Whom might Fleming and Flora be?

If these elegant avians look unfamiliar, perhaps you’ve never seen the intro theme for Miami Vice?

I have always adored Flamingoes, ever since I was a child and saw the African species drawn in the original Babar books. Fleming and Flora happen to be Phoenicopterus ruber —the species found in the Caribbean islands and Mexico (and, of course, Miami Vice).

There are six Flamingo species in all: two found in Africa and the remaining three in South America.

The very color of Flamingoes is exotic and exciting, isn’t it? Perhaps, then, you won’t be surprised to learn their English common name comes from the Portuguese or Spanish flamengo, meaning “flame colored.”

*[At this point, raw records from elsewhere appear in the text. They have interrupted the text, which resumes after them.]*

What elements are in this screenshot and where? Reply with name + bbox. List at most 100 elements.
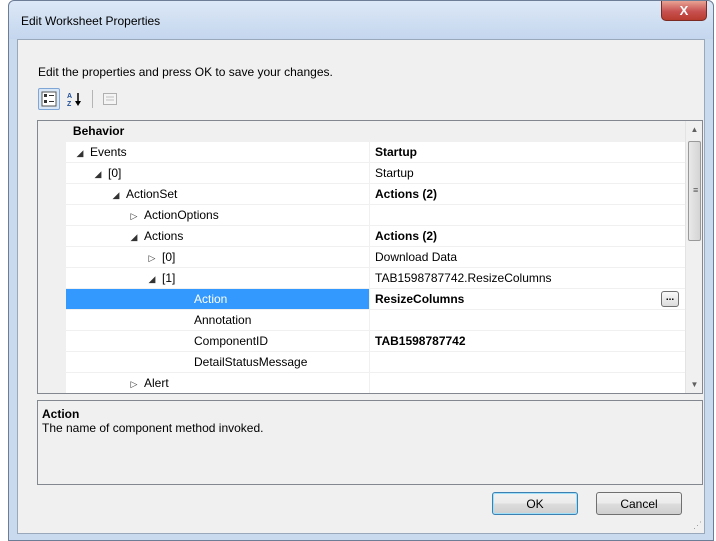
property-value-text: Startup bbox=[375, 145, 417, 159]
categorized-icon bbox=[41, 91, 57, 107]
property-value[interactable] bbox=[370, 373, 685, 393]
property-row[interactable]: ▷ Alert bbox=[38, 373, 685, 393]
expand-icon[interactable]: ▷ bbox=[128, 206, 140, 225]
ok-button[interactable]: OK bbox=[492, 492, 578, 515]
property-name[interactable]: ComponentID bbox=[66, 331, 370, 352]
alphabetical-button[interactable]: A Z bbox=[64, 88, 86, 110]
categorized-button[interactable] bbox=[38, 88, 60, 110]
property-name-label: [1] bbox=[162, 271, 176, 285]
property-value[interactable]: Actions (2) bbox=[370, 184, 685, 205]
property-row[interactable]: ◢ Actions Actions (2) bbox=[38, 226, 685, 247]
property-grid: ◢Behavior◢EventsStartup◢[0]Startup◢Actio… bbox=[37, 120, 703, 394]
property-name[interactable]: ◢ [0] bbox=[66, 163, 370, 184]
scroll-grip-icon: ≡ bbox=[693, 185, 699, 195]
property-row[interactable]: DetailStatusMessage bbox=[38, 352, 685, 373]
property-value-text: Actions (2) bbox=[375, 187, 438, 201]
collapse-icon[interactable]: ◢ bbox=[110, 185, 122, 204]
vertical-scrollbar[interactable]: ▲ ≡ ▼ bbox=[685, 121, 702, 393]
property-row[interactable]: ◢ ActionSet Actions (2) bbox=[38, 184, 685, 205]
row-gutter bbox=[38, 310, 66, 331]
toolbar-separator bbox=[92, 90, 93, 108]
property-name-label: DetailStatusMessage bbox=[194, 355, 308, 369]
property-name[interactable]: ▷ [0] bbox=[66, 247, 370, 268]
property-name-label: Behavior bbox=[72, 124, 125, 138]
collapse-icon[interactable]: ◢ bbox=[74, 143, 86, 162]
property-name[interactable]: DetailStatusMessage bbox=[66, 352, 370, 373]
row-gutter bbox=[38, 142, 66, 163]
property-value[interactable] bbox=[370, 205, 685, 226]
description-panel: Action The name of component method invo… bbox=[37, 400, 703, 485]
collapse-icon[interactable]: ◢ bbox=[146, 269, 158, 288]
title-bar[interactable]: Edit Worksheet Properties X bbox=[9, 1, 713, 39]
property-value[interactable] bbox=[370, 310, 685, 331]
property-value[interactable] bbox=[370, 352, 685, 373]
property-value[interactable]: TAB1598787742 bbox=[370, 331, 685, 352]
property-row[interactable]: ◢ [1] TAB1598787742.ResizeColumns bbox=[38, 268, 685, 289]
row-gutter bbox=[38, 226, 66, 247]
property-name-label: Action bbox=[194, 292, 228, 306]
description-text: The name of component method invoked. bbox=[42, 421, 264, 435]
instruction-text: Edit the properties and press OK to save… bbox=[38, 65, 333, 79]
property-pages-button[interactable] bbox=[99, 88, 121, 110]
property-row[interactable]: ◢ Events Startup bbox=[38, 142, 685, 163]
row-gutter bbox=[38, 352, 66, 373]
property-name-label: Alert bbox=[144, 376, 169, 390]
property-value-text: Download Data bbox=[375, 250, 458, 264]
property-name-label: ActionOptions bbox=[144, 208, 219, 222]
property-pages-icon bbox=[103, 93, 117, 105]
property-name[interactable]: ▷ ActionOptions bbox=[66, 205, 370, 226]
property-value[interactable]: ResizeColumns... bbox=[370, 289, 685, 310]
row-gutter bbox=[38, 247, 66, 268]
property-row[interactable]: Annotation bbox=[38, 310, 685, 331]
property-name[interactable]: ◢ ActionSet bbox=[66, 184, 370, 205]
property-name[interactable]: ◢ [1] bbox=[66, 268, 370, 289]
row-gutter bbox=[38, 331, 66, 352]
property-name[interactable]: Action bbox=[66, 289, 370, 310]
scroll-thumb[interactable]: ≡ bbox=[688, 141, 701, 241]
property-value-text: TAB1598787742 bbox=[375, 334, 466, 348]
property-value-text: ResizeColumns bbox=[375, 292, 465, 306]
property-name[interactable]: ◢Behavior bbox=[66, 121, 370, 142]
svg-text:Z: Z bbox=[67, 101, 72, 107]
description-title: Action bbox=[42, 407, 80, 421]
window-title: Edit Worksheet Properties bbox=[21, 14, 161, 28]
property-row[interactable]: ComponentID TAB1598787742 bbox=[38, 331, 685, 352]
collapse-icon[interactable]: ◢ bbox=[92, 164, 104, 183]
close-icon: X bbox=[679, 3, 689, 18]
property-row[interactable]: Action ResizeColumns... bbox=[38, 289, 685, 310]
collapse-icon[interactable]: ◢ bbox=[128, 227, 140, 246]
property-name[interactable]: ◢ Actions bbox=[66, 226, 370, 247]
row-gutter bbox=[38, 121, 66, 142]
cancel-button[interactable]: Cancel bbox=[596, 492, 682, 515]
property-row[interactable]: ◢Behavior bbox=[38, 121, 685, 142]
property-value[interactable]: TAB1598787742.ResizeColumns bbox=[370, 268, 685, 289]
row-gutter bbox=[38, 268, 66, 289]
scroll-down-icon[interactable]: ▼ bbox=[686, 376, 702, 393]
property-row[interactable]: ◢ [0] Startup bbox=[38, 163, 685, 184]
row-gutter bbox=[38, 205, 66, 226]
expand-icon[interactable]: ▷ bbox=[146, 248, 158, 267]
close-button[interactable]: X bbox=[661, 1, 707, 21]
property-value[interactable]: Download Data bbox=[370, 247, 685, 268]
property-name[interactable]: Annotation bbox=[66, 310, 370, 331]
property-row[interactable]: ▷ [0] Download Data bbox=[38, 247, 685, 268]
row-gutter bbox=[38, 163, 66, 184]
resize-grip-icon[interactable]: ⋰ bbox=[693, 520, 702, 531]
scroll-up-icon[interactable]: ▲ bbox=[686, 121, 702, 138]
property-value[interactable]: Actions (2) bbox=[370, 226, 685, 247]
property-name-label: ComponentID bbox=[194, 334, 269, 348]
property-value-text: Actions (2) bbox=[375, 229, 438, 243]
property-row[interactable]: ▷ ActionOptions bbox=[38, 205, 685, 226]
property-name-label: [0] bbox=[108, 166, 122, 180]
dialog-window: Edit Worksheet Properties X Edit the pro… bbox=[8, 0, 714, 541]
property-name[interactable]: ◢ Events bbox=[66, 142, 370, 163]
expand-icon[interactable]: ▷ bbox=[128, 374, 140, 393]
property-value-text: TAB1598787742.ResizeColumns bbox=[375, 271, 552, 285]
property-name[interactable]: ▷ Alert bbox=[66, 373, 370, 393]
svg-text:A: A bbox=[67, 93, 72, 100]
ok-button-label: OK bbox=[526, 496, 544, 511]
property-value[interactable]: Startup bbox=[370, 163, 685, 184]
property-value[interactable]: Startup bbox=[370, 142, 685, 163]
row-gutter bbox=[38, 184, 66, 205]
ellipsis-button[interactable]: ... bbox=[661, 291, 679, 307]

You might expect from their anatomy that Flamingoes are related to Egrets and Herons, and some ornithologists assumed so for many years, while others argued they were more closely related to Ibises and Roseate Spoonbills, or perhaps to Ducks and Geese.

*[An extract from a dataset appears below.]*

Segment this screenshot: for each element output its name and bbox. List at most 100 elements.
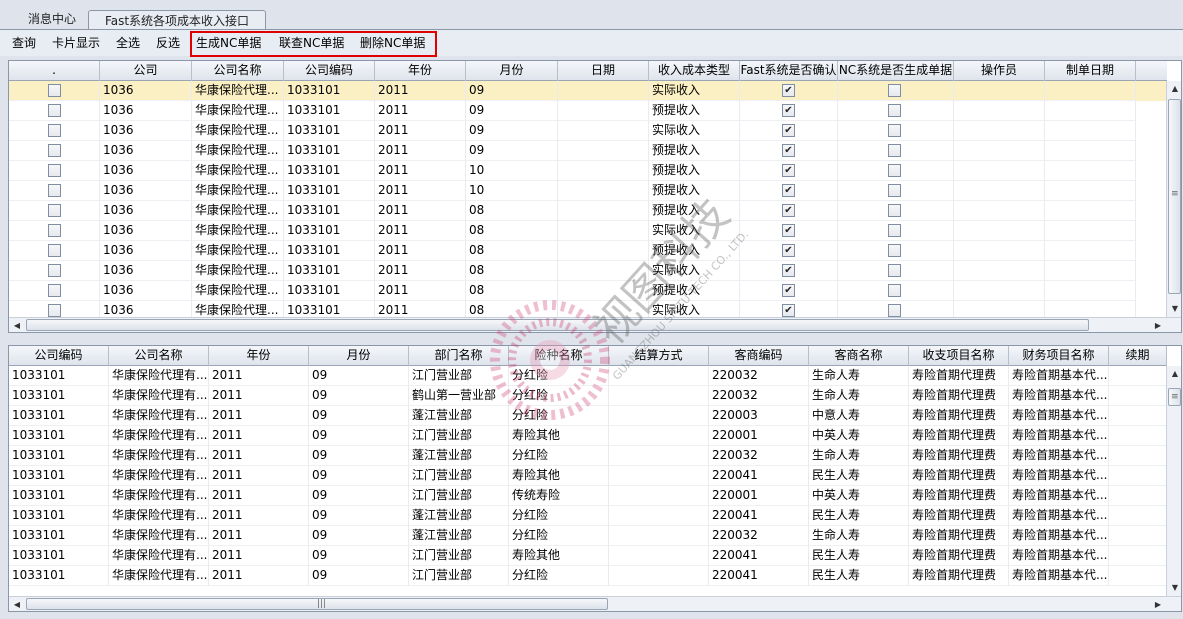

The Duck connection seemed clinched by the fact that the same species of louse (yuck) afflicts some Ducks and Flamingoes alike.

But surprise! Although a study as recent as 2002 concluded they were waterfowl, another, comprehensive taxonomic study In 2014 has concluded that Flamingoes are most closely related to…

Doves! So the next time you see a Mourning Dove snooping about on the ground for spilt bird seed, try to imagine her ten times taller, with flaming red-orange feathers!

How would Fleming and Flora greet this news? Gracefully, no doubt.